Public Health England says activity must become the default choice rather than an effort.
There is growing concern over the public health impact of inactivity, particularly for the wellbeing of children.
Drop in activity
Official NHS guidelines recommend at least 60 minutes a day of activity a day for children and young people, including "moderate-intensity" pursuits such as cycling or walking to school, and "vigorous" activities such as playing chase, energetic dancing, football or gymnastics.
On three days a week these should involve muscle and bone-strengthening activities, for example sit-up and press-ups, or skipping with a rope.
The Health Survey for England (2012) indicated 21% of boys and 16% of girls aged 5-15 met these recommendations.
This was down from 28% of boys and 19% of girls in 2008.
Worryingly, nearly one in four (23%) of girls aged 5-7 met the recommended activity threshold. But for 13-15 year-olds the figure was below one in ten (8%).
A leading sports medic, Dr Mike Loosemore, has told BBC Radio 5live that government, local authorities and educational bodies are putting too much emphasis on "heavy exercise".
He says in the "real world", schools cannot enforce it, parents do not promote it and government cannot dispense exercise or supervise it.
"It is time to redefine physical activity in terms that are accessible, achievable and available to all.
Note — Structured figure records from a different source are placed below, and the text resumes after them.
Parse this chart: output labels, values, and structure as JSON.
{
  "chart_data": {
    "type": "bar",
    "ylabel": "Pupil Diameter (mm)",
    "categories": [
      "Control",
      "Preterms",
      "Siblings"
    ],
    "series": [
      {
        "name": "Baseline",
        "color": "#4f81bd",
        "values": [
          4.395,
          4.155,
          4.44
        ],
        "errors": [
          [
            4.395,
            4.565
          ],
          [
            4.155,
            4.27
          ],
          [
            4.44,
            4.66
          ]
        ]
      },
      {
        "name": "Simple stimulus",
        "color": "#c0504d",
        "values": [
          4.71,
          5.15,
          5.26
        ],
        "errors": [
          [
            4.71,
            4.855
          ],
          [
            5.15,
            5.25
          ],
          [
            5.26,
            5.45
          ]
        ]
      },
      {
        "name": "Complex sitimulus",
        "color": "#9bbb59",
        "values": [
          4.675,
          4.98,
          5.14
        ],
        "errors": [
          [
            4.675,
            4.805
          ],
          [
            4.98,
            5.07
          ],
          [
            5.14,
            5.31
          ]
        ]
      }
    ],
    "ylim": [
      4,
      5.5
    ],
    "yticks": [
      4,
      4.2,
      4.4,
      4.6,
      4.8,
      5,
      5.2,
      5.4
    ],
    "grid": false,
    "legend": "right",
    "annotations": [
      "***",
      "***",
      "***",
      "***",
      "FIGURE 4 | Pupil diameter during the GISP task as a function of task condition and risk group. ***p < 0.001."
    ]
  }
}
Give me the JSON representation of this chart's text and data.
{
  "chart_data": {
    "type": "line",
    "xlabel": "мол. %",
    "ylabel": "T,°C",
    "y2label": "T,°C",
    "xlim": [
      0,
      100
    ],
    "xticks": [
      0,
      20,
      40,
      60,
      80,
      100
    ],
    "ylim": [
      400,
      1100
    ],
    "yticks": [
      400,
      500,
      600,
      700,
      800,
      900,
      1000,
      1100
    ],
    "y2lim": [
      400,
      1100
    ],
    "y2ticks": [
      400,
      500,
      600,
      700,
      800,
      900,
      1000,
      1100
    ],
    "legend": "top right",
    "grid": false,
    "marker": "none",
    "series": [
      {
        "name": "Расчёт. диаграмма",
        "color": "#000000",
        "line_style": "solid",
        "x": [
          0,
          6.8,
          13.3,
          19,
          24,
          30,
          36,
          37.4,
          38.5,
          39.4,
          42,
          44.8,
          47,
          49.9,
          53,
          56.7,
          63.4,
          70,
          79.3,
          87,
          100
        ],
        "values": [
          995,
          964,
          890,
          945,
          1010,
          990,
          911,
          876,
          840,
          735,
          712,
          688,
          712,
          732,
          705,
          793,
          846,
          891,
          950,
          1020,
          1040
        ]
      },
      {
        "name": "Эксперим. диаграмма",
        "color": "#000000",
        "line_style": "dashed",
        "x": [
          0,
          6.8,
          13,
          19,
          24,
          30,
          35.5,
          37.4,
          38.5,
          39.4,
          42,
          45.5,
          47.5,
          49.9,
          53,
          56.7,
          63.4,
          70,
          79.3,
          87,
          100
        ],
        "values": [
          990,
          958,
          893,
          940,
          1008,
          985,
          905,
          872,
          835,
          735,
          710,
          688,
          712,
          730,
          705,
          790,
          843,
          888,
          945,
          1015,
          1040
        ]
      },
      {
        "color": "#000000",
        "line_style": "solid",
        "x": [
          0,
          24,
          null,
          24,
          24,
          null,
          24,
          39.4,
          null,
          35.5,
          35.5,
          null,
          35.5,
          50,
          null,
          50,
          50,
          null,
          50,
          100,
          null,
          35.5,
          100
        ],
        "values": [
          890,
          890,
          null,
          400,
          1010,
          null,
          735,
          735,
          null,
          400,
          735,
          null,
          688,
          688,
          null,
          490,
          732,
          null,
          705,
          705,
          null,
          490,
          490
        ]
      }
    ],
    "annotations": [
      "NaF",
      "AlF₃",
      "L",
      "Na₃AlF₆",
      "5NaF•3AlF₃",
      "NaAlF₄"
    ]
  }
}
We need to think of exercise as the effect of cumulative low-level effort, not performance-orientated, data-led disciplines."
Dr Loosemore, who is lead consultant at the Institute of Sport Exercise and Health at University College London, treats elite athletes from a wide range of sports as well as NHS patients with sporting injuries.
He says encouraging low-level activity would deliver life-long health benefits.
"Simply reducing sedentary behaviour has extraordinary effects to cholesterol and blood pressure levels, even in children. Most importantly, the minor movement of muscles and increased heart rate when standing up soak up the sugars in their bodies rather than dangerous surges of insulin that can lead to diabetes."
Public Health England (PHE) says it is taking steps to encourage activity.
A spokesman said: "We are the first generation that has to build physical activity into our lives as it becomes less natural.
"We are seeing a generation growing up in environments that make it easier to be sedentary and children are now moving and roaming less."
"PHE agrees that we need to make physical activity the default choice, not an effort, and that there are clear distinctions between participating in sport and being physically activity."
The Managing Director of the Youth Sport Trust, Alison Oliver, emphasised the importance of teaching basic movement competence - or physical literacy - at primary school as a way of encouraging children to remain active.
"Some young people will thrive on a competitive, high octane sporting environment, but this may be a turn off for others. The challenge is to ensure that schools offer a variety of activities that get all young people active, at a level that is right for them."
A spokesperson for the Department for Education said: "As part of our plan for education, we want all children to get into healthy habits and enjoying sport in primary school. That is why PE remains compulsory at all four stages of the National Curriculum."